The movie opens with a spectacular, long, static shot, which features the end of a store robbery gone bad. Because the camera doesn’t move, it’s sometimes hard to tell what’s going on (a nice effect), and we’re forced to rely on the evocative, ambient soundtrack. The scene ends with the apparent suicide of one of the robbers, a heavy-set man known as Hussein.

The rest of the movie is a flashback, revealing who Hussein is and how he came to rob a jewelry store. Hussein turns out to be a compelling figure: courteous, about to be married, and working as a pizza deliveryman.

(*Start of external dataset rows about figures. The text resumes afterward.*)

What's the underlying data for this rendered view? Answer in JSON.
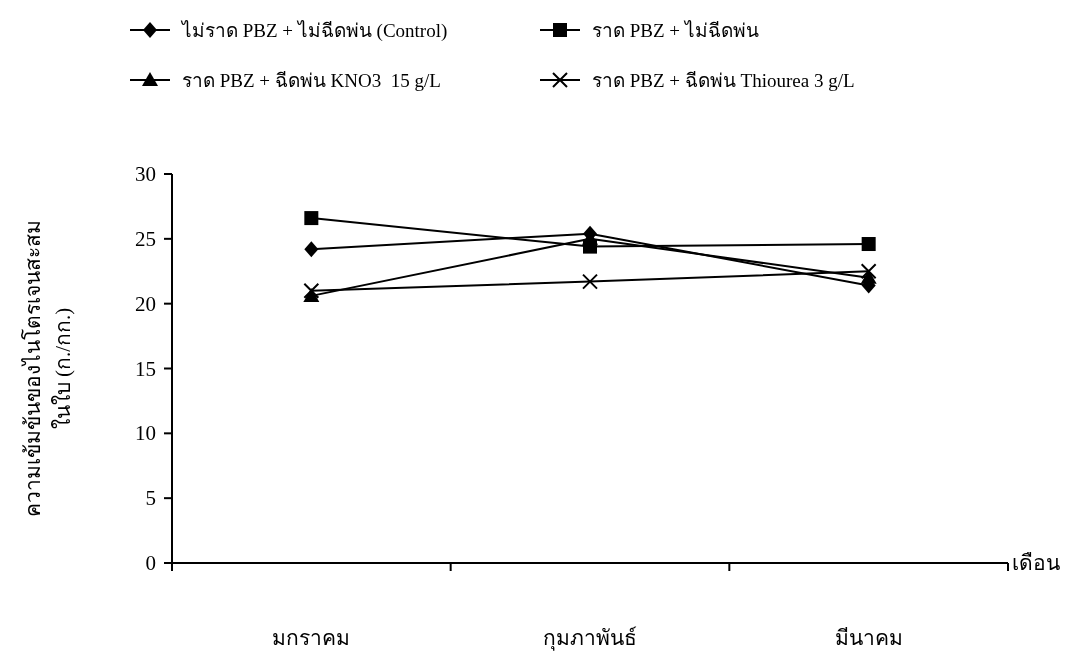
{
  "chart_data": {
    "type": "line",
    "xlabel": "เดือน",
    "ylabel": "ความเข้มข้นของไนโตรเจนสะสม\nในใบ (ก./กก.)",
    "categories": [
      "มกราคม",
      "กุมภาพันธ์",
      "มีนาคม"
    ],
    "ylim": [
      0,
      30
    ],
    "yticks": [
      0,
      5,
      10,
      15,
      20,
      25,
      30
    ],
    "grid": false,
    "legend": "top",
    "line_style": "solid",
    "series": [
      {
        "name": "ไม่ราด PBZ + ไม่ฉีดพ่น (Control)",
        "color": "#000000",
        "marker": "diamond",
        "values": [
          24.2,
          25.4,
          21.4
        ]
      },
      {
        "name": "ราด PBZ + ไม่ฉีดพ่น",
        "color": "#000000",
        "marker": "square",
        "values": [
          26.6,
          24.4,
          24.6
        ]
      },
      {
        "name": "ราด PBZ + ฉีดพ่น KNO3  15 g/L",
        "color": "#000000",
        "marker": "triangle",
        "values": [
          20.6,
          25.0,
          22.0
        ]
      },
      {
        "name": "ราด PBZ + ฉีดพ่น Thiourea 3 g/L",
        "color": "#000000",
        "marker": "cross",
        "values": [
          21.0,
          21.7,
          22.5
        ]
      }
    ]
  }
}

His deliveries take him to some of Tehran’s richer neighborhoods. Indeed, this is one of the first Iranian films to reach the west that reveals the wealthier side of the country. Hussein’s interactions with the rich are sometimes friendly, sometimes rude, but always awkward, and the contrast between their opulence and his lack of opportunity is striking.

Indeed, maybe a bit too striking. Panahi and screenwriter Abbas Kiarostami are so intent on driving home the contrast that they drag out each scene a good two or three minutes longer than necessary. An early confrontation in the jewelry store is powerful at first but undermined by the sheer length of the scene. And a final sequence in a condo high above Iran dissipates its powerful message in a long coda.

Nonetheless, Crimson Gold is filled with tremendous acting, especially from Hussein Emadeddin as Hussein, and Panahi’s visual style continues to develop. The Iranian New Wave’s penchant for portraying ordinary but compelling characters struggling through their daily lives is a welcome contrast to Hollywood’s fixation on the stylish and famous.